The woman behind Cooperstown's iconic Americana
Fifty thousand people are expected to pour into Cooperstown, New York this weekend to help celebrate the induction of six legendary names into the National Baseball Hall of Fame.
But as CBS News travel editor Peter Greenberg reports, the chairman of the Hall has a unique history of her own, and she doesn't even work for the major leagues.
"I hope someday that some of the young fellas coming into the game know what it's like to be a part of the Hall of Fame," said Jane Forbes Clark. She is the Hall's chairman, and granddaughter of its founder, Stephen Carlton Clark.
The Hall, which today includes 50,000-square-feet of memorabilia, began modestly -- with one baseball. The ball is believed to be have been owned by Abner Doubleday, an area resident and Civil War hero who, at the time, was credited with creating America's pastime.
It was Clark's grandfather who got his hands on the ball.
"Family legend has it that he took it home," Jane said, "and my grandmother took one look at this dirty thing and said 'really? No, no, not on my mantelpiece.'"
Baseball fans can thank Clark's grandmother for refusing the dirty ball a place on the mantel, since Cooperstown ultimately wound up with the Hall of Fame -- and an economic engine for the entire community.
"We do draw 300,000 people a year to this village, and our latest numbers show that is worth $500 a head to the Cooperstown economy," said Clark, "not just here at the Hall of Fame, but to the restaurants, to the other business on Main Street."
Clark's business interests and influence in Cooperstown reach well beyond the Hall of Fame. She owns two premium hotels here, including one built by her great grandfather in 1909. There's also a golf course and the local nursing home.

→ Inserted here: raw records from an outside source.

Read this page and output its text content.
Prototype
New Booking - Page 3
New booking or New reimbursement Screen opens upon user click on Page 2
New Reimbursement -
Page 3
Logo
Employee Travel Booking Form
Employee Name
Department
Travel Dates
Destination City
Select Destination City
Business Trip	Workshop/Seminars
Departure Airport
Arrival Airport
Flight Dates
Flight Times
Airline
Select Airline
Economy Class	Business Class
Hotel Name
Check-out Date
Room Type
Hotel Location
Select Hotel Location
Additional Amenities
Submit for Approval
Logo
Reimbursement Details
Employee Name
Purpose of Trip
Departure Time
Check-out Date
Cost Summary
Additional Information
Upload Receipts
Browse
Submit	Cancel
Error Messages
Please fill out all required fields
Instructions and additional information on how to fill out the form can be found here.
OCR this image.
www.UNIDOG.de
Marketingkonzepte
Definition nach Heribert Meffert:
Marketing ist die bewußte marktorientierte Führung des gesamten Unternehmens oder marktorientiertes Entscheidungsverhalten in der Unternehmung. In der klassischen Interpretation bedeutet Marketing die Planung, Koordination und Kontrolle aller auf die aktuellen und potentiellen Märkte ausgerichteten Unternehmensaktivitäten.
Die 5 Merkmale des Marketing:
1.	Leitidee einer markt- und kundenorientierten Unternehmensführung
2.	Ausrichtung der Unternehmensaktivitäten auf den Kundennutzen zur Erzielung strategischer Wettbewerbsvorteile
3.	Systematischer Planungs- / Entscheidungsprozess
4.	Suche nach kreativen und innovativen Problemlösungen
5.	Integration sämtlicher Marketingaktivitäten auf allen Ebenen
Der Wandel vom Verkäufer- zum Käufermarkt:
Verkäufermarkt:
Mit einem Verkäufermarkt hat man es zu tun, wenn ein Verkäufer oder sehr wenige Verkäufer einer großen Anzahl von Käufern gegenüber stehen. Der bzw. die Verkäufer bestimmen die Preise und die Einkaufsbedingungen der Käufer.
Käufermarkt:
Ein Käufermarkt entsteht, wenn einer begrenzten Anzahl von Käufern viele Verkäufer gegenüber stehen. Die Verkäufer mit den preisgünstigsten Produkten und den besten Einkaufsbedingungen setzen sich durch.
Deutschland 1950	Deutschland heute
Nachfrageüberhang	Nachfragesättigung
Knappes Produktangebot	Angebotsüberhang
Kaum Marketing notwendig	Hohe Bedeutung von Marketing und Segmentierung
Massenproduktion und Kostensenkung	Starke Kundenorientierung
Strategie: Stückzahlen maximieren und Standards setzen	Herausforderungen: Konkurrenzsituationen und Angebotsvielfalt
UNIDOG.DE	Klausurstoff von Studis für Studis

As for the hanging baskets of flowers on Main Street, all 110 of them were provided by the Clark Nursery.
"Some people call Cooperstown 'America's perfect village' and that's because of its main street," Clark said.
Though synonymous with the Hall of Fame, Cooperstown history goes back a lot further. The village was founded by the father of James Fenimore Cooper, who set his classic novel "The Last of The Mohicans" in the area's unspoiled landscape.
"The same natural beauty attracted my family in the mid 1800s and started a 160 (or) 170 year commitment to the preservation, the conservation and the economic stability of the village," Clark said.
Clark never married and is the last descendant of her family in Cooperstown. Raised in Virginia, she spent childhood summers here. Now she's dedicated to sustaining a five generation legacy.
"She is Cooperstown and her family has been for many, many years," said resident Michael Moffat, who runs a local restaurant and marina. "Her whole organization is about making life better for the people of Cooperstown."
The Clark Foundation provided the land, buildings and financial support for two additional Cooperstown museums that have nothing to do with baseball; she even donated the village's first carousel.
But to really see the depth of her family's commitment to the conservation of Cooperstown, look no further than Otsego Lake.
"I grew up on this lake," said Clark. "The Clark Foundation now owns probably 9.5 miles of the east side of the lake -- and with no plans to develop it."
If there were no Jane Clark in Cooperstown, what would happen?
"I think the strength of our legacy is that I am the fifth generation and I don't think Cooperstown is going to have a problem," she told CBS News, speaking like a woman who has already left and indelible impression.